Even so, BANF is still well-positioned in the high-inflation environment. Its capitalization on M&As may pay off despite the interest rate hikes. For instance, its interest-bearing deposits with banks are over $3 billion. They comprise 28% of the total assets from 19% in 4Q 2021, making the company more liquid. Higher interest rates may lead to more interest income in their deposits with other banks.

BancFirst Corporation may not be exciting, but its fundamental stability is a force to reckon with. Its liquidity position is one of its primary attributes. As mentioned, customer deposit growth outpaced loan growth in the first half. But the components of its loan and deposit mix fit the current scenario in the economy. The quality of loans may have a better impact this year. In fact, 42% of loans are expected to mature this year, leading to a potential increase in loans. More earning assets will mature this year, which gives it an advantage in the high-interest environment. Also, 47% of deposits are non-interest bearing so only 53% will add to interest expenses. The percentage is a bit higher than in the comparative quarter.

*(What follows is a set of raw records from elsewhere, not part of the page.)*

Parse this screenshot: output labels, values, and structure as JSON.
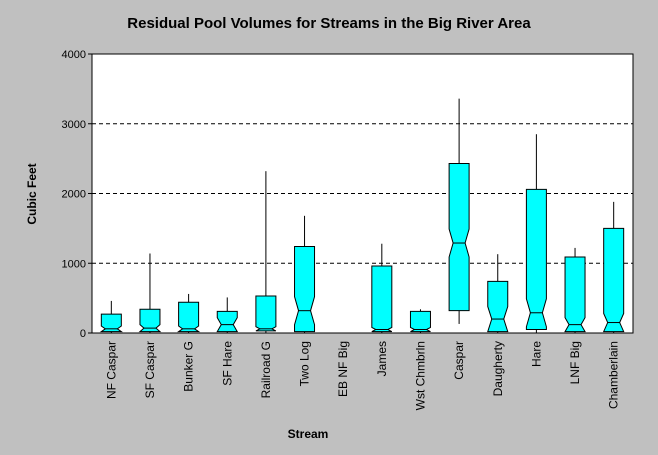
{
  "chart_data": {
    "type": "box",
    "title": "Residual Pool Volumes for Streams in the Big River Area",
    "xlabel": "Stream",
    "ylabel": "Cubic Feet",
    "ylim": [
      0,
      4000
    ],
    "yticks": [
      0,
      1000,
      2000,
      3000,
      4000
    ],
    "grid": "horizontal-dashed",
    "box_color": "#00ffff",
    "categories": [
      "NF Caspar",
      "SF Caspar",
      "Bunker G",
      "SF Hare",
      "Railroad G",
      "Two Log",
      "EB NF Big",
      "James",
      "Wst Chmbrln",
      "Caspar",
      "Daugherty",
      "Hare",
      "LNF Big",
      "Chamberlain"
    ],
    "boxes": [
      {
        "category": "NF Caspar",
        "min": 0,
        "q1": 20,
        "median": 60,
        "q3": 270,
        "max": 460
      },
      {
        "category": "SF Caspar",
        "min": 0,
        "q1": 20,
        "median": 70,
        "q3": 340,
        "max": 1140
      },
      {
        "category": "Bunker G",
        "min": 0,
        "q1": 20,
        "median": 60,
        "q3": 440,
        "max": 560
      },
      {
        "category": "SF Hare",
        "min": 0,
        "q1": 20,
        "median": 120,
        "q3": 310,
        "max": 510
      },
      {
        "category": "Railroad G",
        "min": 0,
        "q1": 30,
        "median": 60,
        "q3": 530,
        "max": 2320
      },
      {
        "category": "Two Log",
        "min": 0,
        "q1": 20,
        "median": 320,
        "q3": 1240,
        "max": 1680
      },
      {
        "category": "EB NF Big",
        "min": null,
        "q1": null,
        "median": null,
        "q3": null,
        "max": null
      },
      {
        "category": "James",
        "min": 0,
        "q1": 20,
        "median": 50,
        "q3": 960,
        "max": 1280
      },
      {
        "category": "Wst Chmbrln",
        "min": 0,
        "q1": 20,
        "median": 50,
        "q3": 310,
        "max": 340
      },
      {
        "category": "Caspar",
        "min": 130,
        "q1": 320,
        "median": 1290,
        "q3": 2430,
        "max": 3360
      },
      {
        "category": "Daugherty",
        "min": 0,
        "q1": 20,
        "median": 200,
        "q3": 740,
        "max": 1130
      },
      {
        "category": "Hare",
        "min": 0,
        "q1": 50,
        "median": 290,
        "q3": 2060,
        "max": 2850
      },
      {
        "category": "LNF Big",
        "min": 0,
        "q1": 20,
        "median": 120,
        "q3": 1090,
        "max": 1220
      },
      {
        "category": "Chamberlain",
        "min": 0,
        "q1": 20,
        "median": 150,
        "q3": 1500,
        "max": 1880
      }
    ]
  }
}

But, the loan-to-deposit ratio is low at 59%. It is way higher than the ideal 80-90%. It means that the company is not maximizing its operating capacity. It is a conservative and safe way to handle loans, given the expected maturity of loans this year. It will provide more reserves, should there be defaults. Of course, a low ratio may lead to a faster increase in interest expense than income. That is why the company is yet to optimize its growth potential.

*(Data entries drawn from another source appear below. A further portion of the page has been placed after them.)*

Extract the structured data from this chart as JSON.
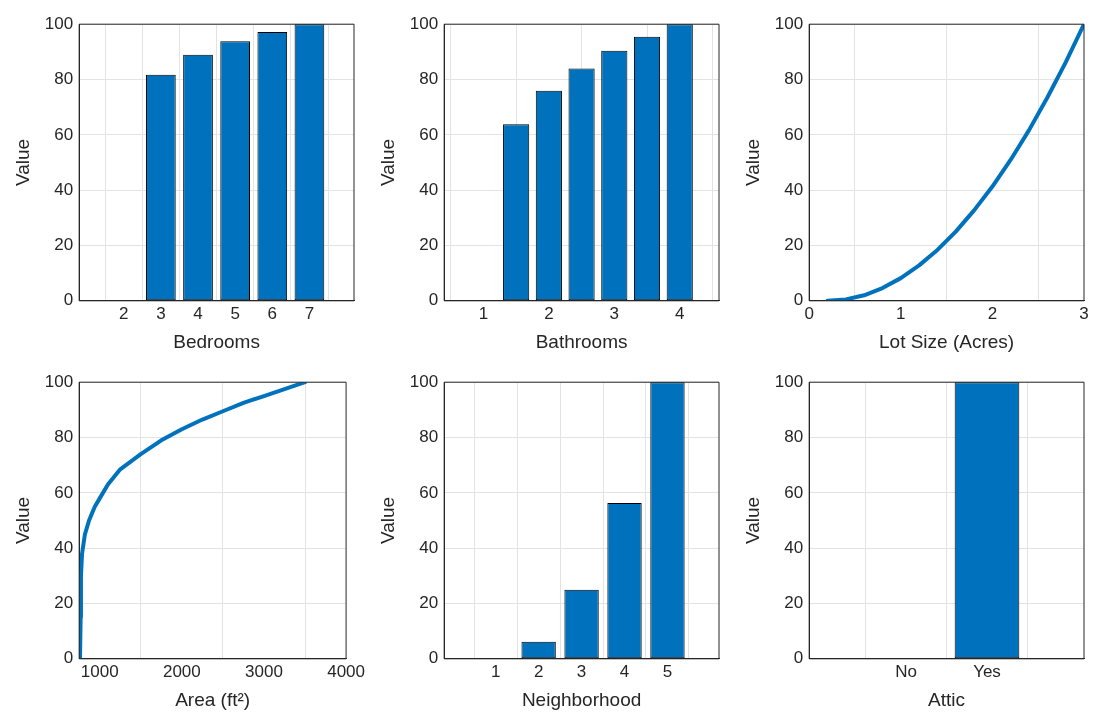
{
  "chart_data": [
    {
      "type": "bar",
      "xlabel": "Bedrooms",
      "ylabel": "Value",
      "x": [
        2,
        3,
        4,
        5,
        6,
        7
      ],
      "values": [
        0,
        81.7,
        89,
        93.8,
        97.2,
        100
      ],
      "color": "#0072bd",
      "xlim": [
        0.8,
        8.2
      ],
      "xticks": [
        2,
        3,
        4,
        5,
        6,
        7
      ],
      "ylim": [
        0,
        100
      ],
      "yticks": [
        0,
        20,
        40,
        60,
        80,
        100
      ],
      "grid": true
    },
    {
      "type": "bar",
      "xlabel": "Bathrooms",
      "ylabel": "Value",
      "x": [
        1,
        1.5,
        2,
        2.5,
        3,
        3.5,
        4
      ],
      "values": [
        0,
        63.8,
        75.9,
        84,
        90.4,
        95.5,
        100
      ],
      "color": "#0072bd",
      "xlim": [
        0.4,
        4.6
      ],
      "xticks": [
        1,
        2,
        3,
        4
      ],
      "ylim": [
        0,
        100
      ],
      "yticks": [
        0,
        20,
        40,
        60,
        80,
        100
      ],
      "grid": true
    },
    {
      "type": "line",
      "xlabel": "Lot Size (Acres)",
      "ylabel": "Value",
      "x": [
        0.2,
        0.4,
        0.6,
        0.8,
        1,
        1.2,
        1.4,
        1.6,
        1.8,
        2,
        2.2,
        2.4,
        2.6,
        2.8,
        3
      ],
      "values": [
        0,
        0.5,
        2,
        4.6,
        8.2,
        12.8,
        18.4,
        25,
        32.7,
        41.3,
        51,
        61.7,
        73.5,
        86.2,
        100
      ],
      "color": "#0072bd",
      "xlim": [
        0,
        3
      ],
      "xticks": [
        0,
        1,
        2,
        3
      ],
      "ylim": [
        0,
        100
      ],
      "yticks": [
        0,
        20,
        40,
        60,
        80,
        100
      ],
      "grid": true
    },
    {
      "type": "line",
      "xlabel": "Area (ft²)",
      "ylabel": "Value",
      "x": [
        760,
        768,
        772,
        785,
        820,
        870,
        940,
        1000,
        1100,
        1250,
        1500,
        1750,
        2000,
        2250,
        2500,
        2750,
        3000,
        3250,
        3500
      ],
      "values": [
        0,
        15,
        30,
        38,
        45,
        50,
        55,
        58,
        63,
        68.5,
        74,
        79,
        83,
        86.5,
        89.5,
        92.5,
        95,
        97.5,
        100
      ],
      "color": "#0072bd",
      "xlim": [
        750,
        4000
      ],
      "xticks": [
        1000,
        2000,
        3000,
        4000
      ],
      "ylim": [
        0,
        100
      ],
      "yticks": [
        0,
        20,
        40,
        60,
        80,
        100
      ],
      "grid": true
    },
    {
      "type": "bar",
      "xlabel": "Neighborhood",
      "ylabel": "Value",
      "x": [
        1,
        2,
        3,
        4,
        5
      ],
      "values": [
        0,
        6.2,
        25,
        56.3,
        100
      ],
      "color": "#0072bd",
      "xlim": [
        -0.2,
        6.2
      ],
      "xticks": [
        1,
        2,
        3,
        4,
        5
      ],
      "ylim": [
        0,
        100
      ],
      "yticks": [
        0,
        20,
        40,
        60,
        80,
        100
      ],
      "grid": true
    },
    {
      "type": "bar",
      "xlabel": "Attic",
      "ylabel": "Value",
      "categories": [
        "No",
        "Yes"
      ],
      "values": [
        0,
        100
      ],
      "color": "#0072bd",
      "ylim": [
        0,
        100
      ],
      "yticks": [
        0,
        20,
        40,
        60,
        80,
        100
      ],
      "grid": true
    }
  ]
}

Loans, Deposits, and Loan-to-Deposit Ratio

Loans, Deposits, and Loan-to-Deposit Ratio (MarketWatch)

Moreover, its cash levels are stable and enough to make a single payment for borrowings. The total amount of $288 million is more than thrice as much as its borrowings of $97 million. This excess cash makes the company liquid and flexible to make adjustments to its operations. Its impact may become more visible once the interest and mortgage rates become more stable. It may either use it to expand further even without borrowing or deposit it to yield more returns.

Cash and Cash Equivalents and Borrowings

Cash and Cash Equivalents and Borrowings (MarketWatch)

Stock Price Assessment

The stock price of BancFirst Corporation remains in an uptrend. But, there seems to be a slight downtrend in the last week. At $113.94, it is already 59% higher than the starting price and 3% lower than the recent peak. It appears attractive, but investors must watch out for the potential overvaluation. The PE Ratio of $24.09, PTBV Ratio of 3.81, and Price/Cash Flow Ratio of 21.75 adhere to it. The trend of the PTBV Ratio is upward if we compare the historical TBV to the average stock price. From 2.1-2.2x in 2021, it is now 3.81x. It is also higher than five-year historical multiples of 2.15x. Indeed, the stock price adheres with the fundamentals, but it appears higher than what it is worth.

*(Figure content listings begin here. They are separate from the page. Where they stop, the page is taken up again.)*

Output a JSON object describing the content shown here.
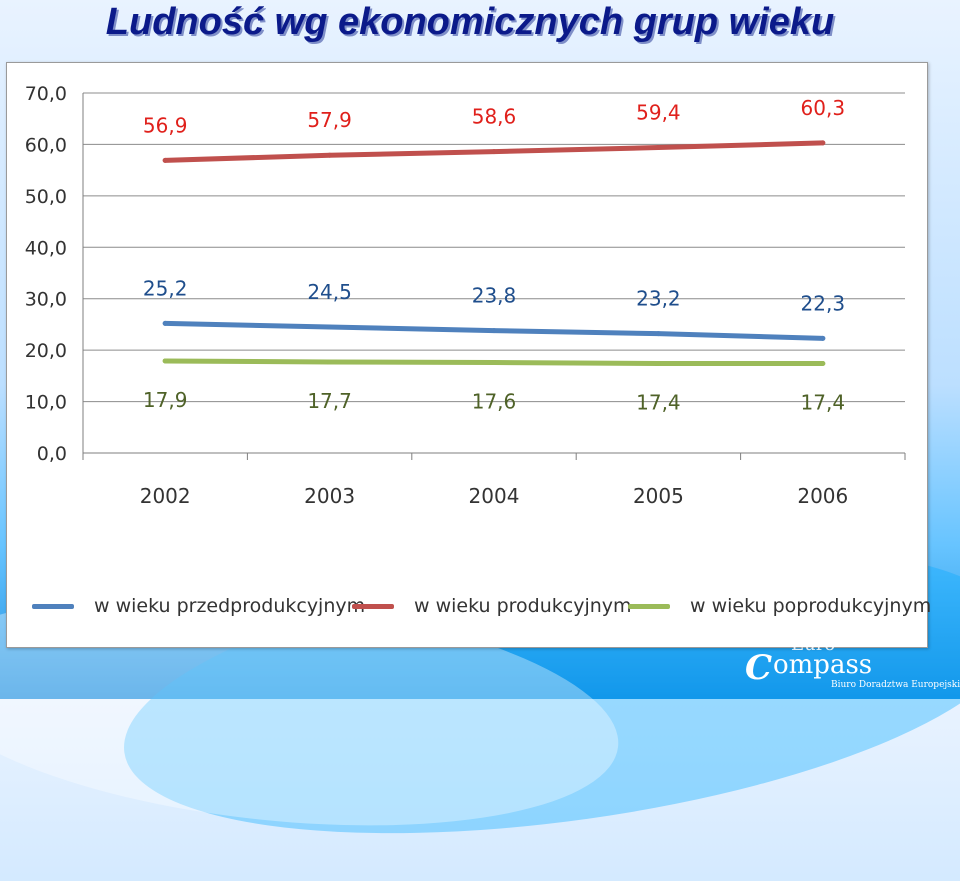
{
  "slide": {
    "title": "Ludność wg ekonomicznych grup wieku"
  },
  "logo": {
    "top_word": "Euro",
    "mark": "C",
    "name": "ompass",
    "subtitle": "Biuro Doradztwa Europejskiego"
  },
  "chart_data": {
    "type": "line",
    "title": "",
    "xlabel": "",
    "ylabel": "",
    "categories": [
      "2002",
      "2003",
      "2004",
      "2005",
      "2006"
    ],
    "ylim": [
      0,
      70
    ],
    "ytick_labels": [
      "0,0",
      "10,0",
      "20,0",
      "30,0",
      "40,0",
      "50,0",
      "60,0",
      "70,0"
    ],
    "grid": true,
    "legend_position": "bottom",
    "series": [
      {
        "name": "w wieku przedprodukcyjnym",
        "color": "#4f81bd",
        "label_color": "#1f4e8c",
        "values": [
          25.2,
          24.5,
          23.8,
          23.2,
          22.3
        ],
        "labels": [
          "25,2",
          "24,5",
          "23,8",
          "23,2",
          "22,3"
        ]
      },
      {
        "name": "w wieku produkcyjnym",
        "color": "#c0504d",
        "label_color": "#e0201b",
        "values": [
          56.9,
          57.9,
          58.6,
          59.4,
          60.3
        ],
        "labels": [
          "56,9",
          "57,9",
          "58,6",
          "59,4",
          "60,3"
        ]
      },
      {
        "name": "w wieku poprodukcyjnym",
        "color": "#9bbb59",
        "label_color": "#4f6228",
        "values": [
          17.9,
          17.7,
          17.6,
          17.4,
          17.4
        ],
        "labels": [
          "17,9",
          "17,7",
          "17,6",
          "17,4",
          "17,4"
        ]
      }
    ]
  }
}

Meanwhile, its dividend payments are consistent. But, its dividend yield of 1.26% adheres to the supposition the stock price is not cheap. The dividend yield is lower than the average of the S&P 600 of 1.41% and the NASDAQ composite of 1.51%. The fundamentals may prove that the stock is secure and ideal but not matched with the price. To assess the stock price better, we may use the Dividend Discount Model.

Stock Price $113.86

Average Dividend Growth -0.001623617905

Estimated Dividends Per Share $1.24

Cost of Capital Equity 0.01402349258

Derived Value $91.88035014 or $91.88

The derived value shows that the stock price is overvalued. There may be a 19% downside in the next 12-18 months. So, investors must watch out for its slight downtrend in the last week.

Bottom line

BancFirst Corporation is already an enduring bank in Oklahoma. Its fundamentals are still solid and intact, making it a secure investment. It is well-positioned against inflation. But, the stock price is too high for its actual value, allowing investors to get returns now. The recommendation, for now, is that BancFirst Corporation is a hold.